Even a cursory look at the current Elector system shows that it produces a long litany of discriminatory effects—including unequal voting power, discrimination against minorities, and votes ignored under a “winner-take-all” system. On top of that, this distorted version of the original Elector system is extraordinarily susceptible to voting fraud and manipulation. None of these practices would be allowed in any local, state, or federal election. And there’s no reason to think that the practices should be tolerated in the most important election of all—the election of the President. It’s just a matter of time before it will have to change.
What Would Victory Look Like?
Sooner or later the Electoral College system will have to change. Now that it has shown its fangs in two recent elections, the American people will have to find a way around it if our democracy is to move forward. In the sad world of discrimination, gerrymandering, voter suppression, and other voting abuses, the Electoral College holds the dubious distinction of being the worst.
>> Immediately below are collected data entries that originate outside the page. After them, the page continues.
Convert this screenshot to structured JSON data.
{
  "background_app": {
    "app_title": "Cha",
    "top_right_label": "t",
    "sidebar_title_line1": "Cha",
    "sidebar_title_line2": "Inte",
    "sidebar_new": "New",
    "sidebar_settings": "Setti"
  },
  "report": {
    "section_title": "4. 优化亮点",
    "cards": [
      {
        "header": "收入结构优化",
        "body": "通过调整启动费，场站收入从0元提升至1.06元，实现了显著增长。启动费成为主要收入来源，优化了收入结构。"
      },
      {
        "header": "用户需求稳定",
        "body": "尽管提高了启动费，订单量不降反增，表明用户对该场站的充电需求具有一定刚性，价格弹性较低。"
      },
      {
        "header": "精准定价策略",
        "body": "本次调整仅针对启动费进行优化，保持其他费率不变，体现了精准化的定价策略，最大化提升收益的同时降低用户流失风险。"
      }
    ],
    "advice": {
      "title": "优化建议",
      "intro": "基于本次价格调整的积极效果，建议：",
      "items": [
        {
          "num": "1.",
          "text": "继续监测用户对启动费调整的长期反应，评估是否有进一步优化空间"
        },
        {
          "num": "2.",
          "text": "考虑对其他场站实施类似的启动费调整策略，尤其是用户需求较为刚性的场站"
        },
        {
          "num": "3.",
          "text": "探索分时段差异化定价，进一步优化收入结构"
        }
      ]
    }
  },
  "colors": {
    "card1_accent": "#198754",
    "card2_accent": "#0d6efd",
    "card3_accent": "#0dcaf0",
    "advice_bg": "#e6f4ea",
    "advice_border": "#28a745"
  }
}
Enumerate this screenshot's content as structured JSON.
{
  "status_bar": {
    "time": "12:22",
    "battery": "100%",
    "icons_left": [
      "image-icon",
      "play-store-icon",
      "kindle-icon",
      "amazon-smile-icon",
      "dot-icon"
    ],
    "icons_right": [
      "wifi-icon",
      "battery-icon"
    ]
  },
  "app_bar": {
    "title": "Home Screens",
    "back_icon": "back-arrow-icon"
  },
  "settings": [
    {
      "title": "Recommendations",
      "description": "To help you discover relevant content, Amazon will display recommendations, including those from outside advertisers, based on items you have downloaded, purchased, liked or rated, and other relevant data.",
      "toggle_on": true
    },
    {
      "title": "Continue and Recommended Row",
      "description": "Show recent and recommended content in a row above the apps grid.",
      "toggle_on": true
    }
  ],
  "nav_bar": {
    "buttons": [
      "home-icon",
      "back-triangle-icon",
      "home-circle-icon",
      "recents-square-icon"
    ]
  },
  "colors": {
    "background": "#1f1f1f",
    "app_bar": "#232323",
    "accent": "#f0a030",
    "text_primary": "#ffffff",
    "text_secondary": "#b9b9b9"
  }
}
There are several ways that change could come about, but none of them is fool-proof. And none of them should be looked at in isolation either. If one method of change appears to be gathering support, it could very well nudge politicians in another direction towards a change that they might find more palatable. The use of an interstate compact to circumvent the Electoral College, as espoused by the National Popular Vote project (nationalpopularvote.com), has been gathering support. And if it looks like it might succeed, proponents of other solutions could be emboldened. A group pushing a litigation approach is Equal Vote (equalvotes.us). Their strategy seems to be one of filing a series of cases against states on a one-by-one basis. Their goal is seemingly to make the current Electoral system untenable and unpredictable, thus forcing a political solution. Attorneys-General for larger states—like California or New York—could attack the system in a federal lawsuit, challenging the allocation of Electoral Votes because of the massive discrimination against voters in their states. And Congress itself could take action by utilizing the powers it has under Section 5 of the 14th Amendment to enforce equal voting rights—rights that the Supreme Court has said time and time again derive from the provisions of the 14th Amendment.
What proponents of change need to do is push forward and mobilize public support without being deterred by the defeatism that is so often expressed about this issue. Yes—this system can be changed through the arduous process of a Constitutional Amendment. But, no—that is not the only way it can be done. Proponents of change have the power of basic fairness on their side, and that moral energy can open up a new way of looking at things within the parameters of the Constitution.
Here’s one example: Almost all states claim the power (without any constitutional justification) to require Electors to vote for the candidate with the most votes in their state. Colorado is typical of this, saying that Electors must vote for the person “who received the highest number of votes at the preceding general election in this state.” (Colo. Rev. Stat. §§ 1-4-302). But if Colorado and other states can assert that power, why can’t Congress supersede that action by asserting a similar power under the 14th Amendment? Such a law would only have to modify one phrase and direct the Electors to vote for the person “who received the highest number of votes at the preceding general election nationwide.” Would it work? We won’t know until someone tries it.
However change comes—whether by interstate compact, a court victory, Congressional action, or even a Constitutional amendment—the language about the Electoral College will still remain in the Constitution. One of the oddities of our system is that later interpretations or even amendments don’t remove the original language. Old phrases just stay put, even though everyone knows they are no longer in effect. So although the 13th Amendment abolished slavery, the infamous “three-fifths” clause still remains in Article I as a sad reminder of that period in our past. The Electoral College will eventually fall into the same historical dustbin.